O motivo para a falta de festa no corpo diplomático turco não era o favoritismo do Brasil. Uma razão bem mais prosaica impedia qualquer festança: apenas 17 turcos vivem no País - fora a esposa e a filha de Ozturk, além do próprio. Fazendo as vezes da torcida turca no Brasil, Ozturk e família não decepcionaram. ''Estou otimista'', anunciou. O diplomata e a mulher, Ozay Yilmaz, torceram com afinco e explodiram em berros ao gol da Turquia. Tanto que acabaram acordando a filha - que não gostou da barulheira.
O intervalo fez Ozturk começar a mudar o discurso. ''Um gol já está bom'', analisou. ''O Brasil deve empatar, aí o resultado fica justo.'' Logo no começo da segunda etapa, Ronaldinho cumprindo a previsão do turco, a família sossegou. Sude apareceu na sala pedindo colo à mãe. Arriscou-se a conferir os raros ataques do Brasil, mas adormeceu depois da saída de Ronaldinho.
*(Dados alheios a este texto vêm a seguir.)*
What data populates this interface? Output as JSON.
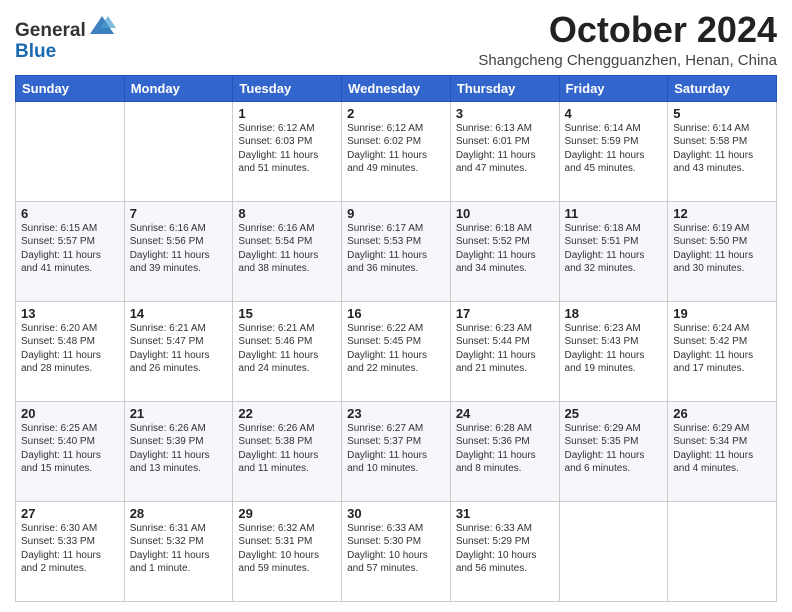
{
  "header": {
    "logo_line1": "General",
    "logo_line2": "Blue",
    "month": "October 2024",
    "location": "Shangcheng Chengguanzhen, Henan, China"
  },
  "days_of_week": [
    "Sunday",
    "Monday",
    "Tuesday",
    "Wednesday",
    "Thursday",
    "Friday",
    "Saturday"
  ],
  "weeks": [
    [
      {
        "day": "",
        "info": ""
      },
      {
        "day": "",
        "info": ""
      },
      {
        "day": "1",
        "info": "Sunrise: 6:12 AM\nSunset: 6:03 PM\nDaylight: 11 hours and 51 minutes."
      },
      {
        "day": "2",
        "info": "Sunrise: 6:12 AM\nSunset: 6:02 PM\nDaylight: 11 hours and 49 minutes."
      },
      {
        "day": "3",
        "info": "Sunrise: 6:13 AM\nSunset: 6:01 PM\nDaylight: 11 hours and 47 minutes."
      },
      {
        "day": "4",
        "info": "Sunrise: 6:14 AM\nSunset: 5:59 PM\nDaylight: 11 hours and 45 minutes."
      },
      {
        "day": "5",
        "info": "Sunrise: 6:14 AM\nSunset: 5:58 PM\nDaylight: 11 hours and 43 minutes."
      }
    ],
    [
      {
        "day": "6",
        "info": "Sunrise: 6:15 AM\nSunset: 5:57 PM\nDaylight: 11 hours and 41 minutes."
      },
      {
        "day": "7",
        "info": "Sunrise: 6:16 AM\nSunset: 5:56 PM\nDaylight: 11 hours and 39 minutes."
      },
      {
        "day": "8",
        "info": "Sunrise: 6:16 AM\nSunset: 5:54 PM\nDaylight: 11 hours and 38 minutes."
      },
      {
        "day": "9",
        "info": "Sunrise: 6:17 AM\nSunset: 5:53 PM\nDaylight: 11 hours and 36 minutes."
      },
      {
        "day": "10",
        "info": "Sunrise: 6:18 AM\nSunset: 5:52 PM\nDaylight: 11 hours and 34 minutes."
      },
      {
        "day": "11",
        "info": "Sunrise: 6:18 AM\nSunset: 5:51 PM\nDaylight: 11 hours and 32 minutes."
      },
      {
        "day": "12",
        "info": "Sunrise: 6:19 AM\nSunset: 5:50 PM\nDaylight: 11 hours and 30 minutes."
      }
    ],
    [
      {
        "day": "13",
        "info": "Sunrise: 6:20 AM\nSunset: 5:48 PM\nDaylight: 11 hours and 28 minutes."
      },
      {
        "day": "14",
        "info": "Sunrise: 6:21 AM\nSunset: 5:47 PM\nDaylight: 11 hours and 26 minutes."
      },
      {
        "day": "15",
        "info": "Sunrise: 6:21 AM\nSunset: 5:46 PM\nDaylight: 11 hours and 24 minutes."
      },
      {
        "day": "16",
        "info": "Sunrise: 6:22 AM\nSunset: 5:45 PM\nDaylight: 11 hours and 22 minutes."
      },
      {
        "day": "17",
        "info": "Sunrise: 6:23 AM\nSunset: 5:44 PM\nDaylight: 11 hours and 21 minutes."
      },
      {
        "day": "18",
        "info": "Sunrise: 6:23 AM\nSunset: 5:43 PM\nDaylight: 11 hours and 19 minutes."
      },
      {
        "day": "19",
        "info": "Sunrise: 6:24 AM\nSunset: 5:42 PM\nDaylight: 11 hours and 17 minutes."
      }
    ],
    [
      {
        "day": "20",
        "info": "Sunrise: 6:25 AM\nSunset: 5:40 PM\nDaylight: 11 hours and 15 minutes."
      },
      {
        "day": "21",
        "info": "Sunrise: 6:26 AM\nSunset: 5:39 PM\nDaylight: 11 hours and 13 minutes."
      },
      {
        "day": "22",
        "info": "Sunrise: 6:26 AM\nSunset: 5:38 PM\nDaylight: 11 hours and 11 minutes."
      },
      {
        "day": "23",
        "info": "Sunrise: 6:27 AM\nSunset: 5:37 PM\nDaylight: 11 hours and 10 minutes."
      },
      {
        "day": "24",
        "info": "Sunrise: 6:28 AM\nSunset: 5:36 PM\nDaylight: 11 hours and 8 minutes."
      },
      {
        "day": "25",
        "info": "Sunrise: 6:29 AM\nSunset: 5:35 PM\nDaylight: 11 hours and 6 minutes."
      },
      {
        "day": "26",
        "info": "Sunrise: 6:29 AM\nSunset: 5:34 PM\nDaylight: 11 hours and 4 minutes."
      }
    ],
    [
      {
        "day": "27",
        "info": "Sunrise: 6:30 AM\nSunset: 5:33 PM\nDaylight: 11 hours and 2 minutes."
      },
      {
        "day": "28",
        "info": "Sunrise: 6:31 AM\nSunset: 5:32 PM\nDaylight: 11 hours and 1 minute."
      },
      {
        "day": "29",
        "info": "Sunrise: 6:32 AM\nSunset: 5:31 PM\nDaylight: 10 hours and 59 minutes."
      },
      {
        "day": "30",
        "info": "Sunrise: 6:33 AM\nSunset: 5:30 PM\nDaylight: 10 hours and 57 minutes."
      },
      {
        "day": "31",
        "info": "Sunrise: 6:33 AM\nSunset: 5:29 PM\nDaylight: 10 hours and 56 minutes."
      },
      {
        "day": "",
        "info": ""
      },
      {
        "day": "",
        "info": ""
      }
    ]
  ]
}
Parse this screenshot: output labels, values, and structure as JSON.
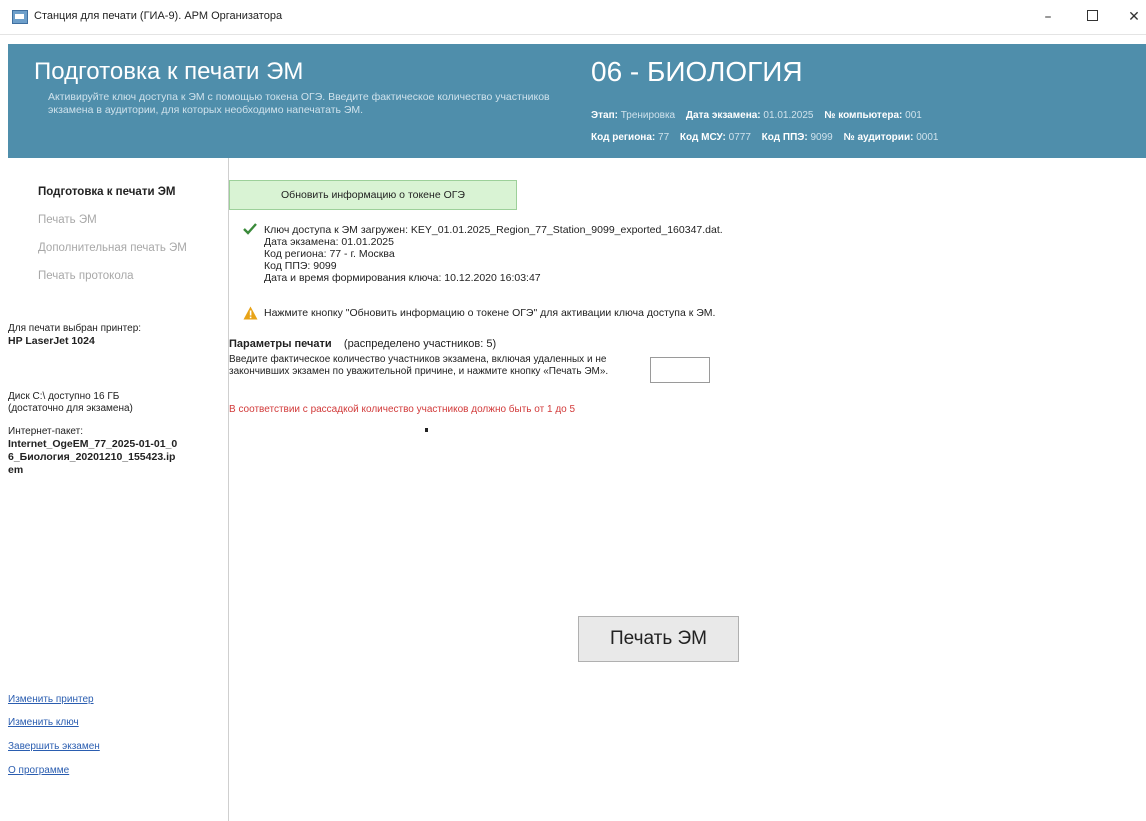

O chá turco e os pedaços de bolo servidos pela empregada, a russa Nádia, tiveram efeito imediato no patriarca - ou talvez tenha sido a falta de movimentação de Luizão e Rivaldo. O fato é que Ozturk parou o falatório em turco contra o árbitro coreano e relaxou no sofá com a filha. Nem o segundo gol do Brasil afetou o torcedor solitário. Ele parecia já esperar. ''É, não teve jeito. Mas foi um bom jogo'', disse.